Here in Michigan, almost all of the greens come from Texas, suprisingly enough. The local megamart has almost one half an entire produce aisle dedicated just to greens. Collards, turnip, kale, dandelion, beet, etc.
the best collards I ever had were chopped collards that were cooked in a "potlikker" made of bacon , onion (whole cause its just for flavor) and two hamhocks per quart of water. Believe it or not , they are best cooked all day at a slow roll. Serve with cue and hush puppies. Sometimes a side of crowder peas is good to. Collards is soul food, nothing too fancy can be an improvement on their own flavor in pot likker.
I always throw a little sugar in my greens, collards and mustards, but stopped using salt pork many years ago and now I use smoked turkey parts and/or a can of chicken broth instead. Very flavorful.
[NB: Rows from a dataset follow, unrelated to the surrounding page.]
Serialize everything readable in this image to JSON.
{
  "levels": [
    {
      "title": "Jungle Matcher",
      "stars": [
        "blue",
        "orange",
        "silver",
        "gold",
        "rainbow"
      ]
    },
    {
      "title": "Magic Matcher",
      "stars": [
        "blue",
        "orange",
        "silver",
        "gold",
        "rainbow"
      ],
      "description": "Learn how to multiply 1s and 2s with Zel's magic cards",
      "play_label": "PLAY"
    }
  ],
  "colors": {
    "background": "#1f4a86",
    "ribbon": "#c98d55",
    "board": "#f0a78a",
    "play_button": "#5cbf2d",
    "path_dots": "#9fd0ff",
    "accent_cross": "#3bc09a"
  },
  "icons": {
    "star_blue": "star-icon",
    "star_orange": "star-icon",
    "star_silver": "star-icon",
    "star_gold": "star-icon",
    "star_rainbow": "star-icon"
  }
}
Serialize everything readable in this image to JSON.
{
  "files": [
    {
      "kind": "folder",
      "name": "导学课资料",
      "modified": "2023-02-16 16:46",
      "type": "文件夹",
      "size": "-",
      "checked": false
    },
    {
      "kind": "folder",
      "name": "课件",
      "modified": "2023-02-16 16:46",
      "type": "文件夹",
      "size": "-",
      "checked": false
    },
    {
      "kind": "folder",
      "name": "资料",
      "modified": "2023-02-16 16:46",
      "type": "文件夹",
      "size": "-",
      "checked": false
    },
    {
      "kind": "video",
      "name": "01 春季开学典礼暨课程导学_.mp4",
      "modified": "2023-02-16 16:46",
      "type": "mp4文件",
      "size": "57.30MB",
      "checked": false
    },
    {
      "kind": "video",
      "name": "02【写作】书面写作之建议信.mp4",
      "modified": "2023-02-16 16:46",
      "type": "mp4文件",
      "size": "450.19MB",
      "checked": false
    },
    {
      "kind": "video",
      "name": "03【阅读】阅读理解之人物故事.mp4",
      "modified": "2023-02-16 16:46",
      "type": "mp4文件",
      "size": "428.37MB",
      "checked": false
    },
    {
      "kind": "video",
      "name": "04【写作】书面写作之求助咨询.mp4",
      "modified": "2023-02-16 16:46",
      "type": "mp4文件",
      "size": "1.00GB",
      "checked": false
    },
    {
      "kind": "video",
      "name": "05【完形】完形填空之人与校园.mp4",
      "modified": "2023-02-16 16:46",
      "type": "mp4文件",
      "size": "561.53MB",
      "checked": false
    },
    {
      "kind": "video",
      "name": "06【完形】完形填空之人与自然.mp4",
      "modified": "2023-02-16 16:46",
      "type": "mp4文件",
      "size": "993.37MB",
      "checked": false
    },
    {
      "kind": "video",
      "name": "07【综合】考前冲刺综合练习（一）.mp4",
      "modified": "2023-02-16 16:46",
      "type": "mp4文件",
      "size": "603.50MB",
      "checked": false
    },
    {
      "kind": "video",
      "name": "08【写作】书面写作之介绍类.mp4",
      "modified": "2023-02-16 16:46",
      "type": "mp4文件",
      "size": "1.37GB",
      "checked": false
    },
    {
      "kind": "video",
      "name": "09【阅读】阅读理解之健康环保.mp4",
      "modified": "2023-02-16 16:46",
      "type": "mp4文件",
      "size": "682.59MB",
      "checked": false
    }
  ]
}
If you have a garden, you should plant collards and kale and spinach in the fall and harvest in the spring, then cut down the seed tops at mid summer for another fall crop that will be sweet and flavorful
NEVER use salt pork in anything, bacon , ham, or hamhocks only, Salt pork is only grease and salt
farmerman wrote:If you have a garden, you should plant collards and kale and spinach in the fall and harvest in the spring, then cut down the seed tops at mid summer for another fall crop that will be sweet and flavorful
seedlings?
or baby sprouts?
( I have seeds.. wondering if this is a good time of year to plant them..)
farmerman wrote:the best collards I ever had were chopped collards that were cooked in a "potlikker" made of bacon , onion (whole cause its just for flavor) and two hamhocks per quart of water. Believe it or not , they are best cooked all day at a slow roll. Serve with cue and hush puppies. Sometimes a side of crowder peas is good to. Collards is soul food, nothing too fancy can be an improvement on their own flavor in pot likker.
And that sounds about right on compared to what I had.
shewolf, where you are, planting now is probably nest. Pick the greens when they are big enough to suit you. Then just keep them cut over the summer (So they dont go to seed) and let them regrow in like August for another fall crop.
We grew greens in California. Out there, unless we had a really hard freeze, many would regrow from the root crown for years.
I tried f-mans potlikker recipe and it was good, but not quite the same as I had at Brother Jimmy's. I think it needed more salt, maybe some hot sauce, not sure. Nevertheless, it was quite good. Thanks f-man!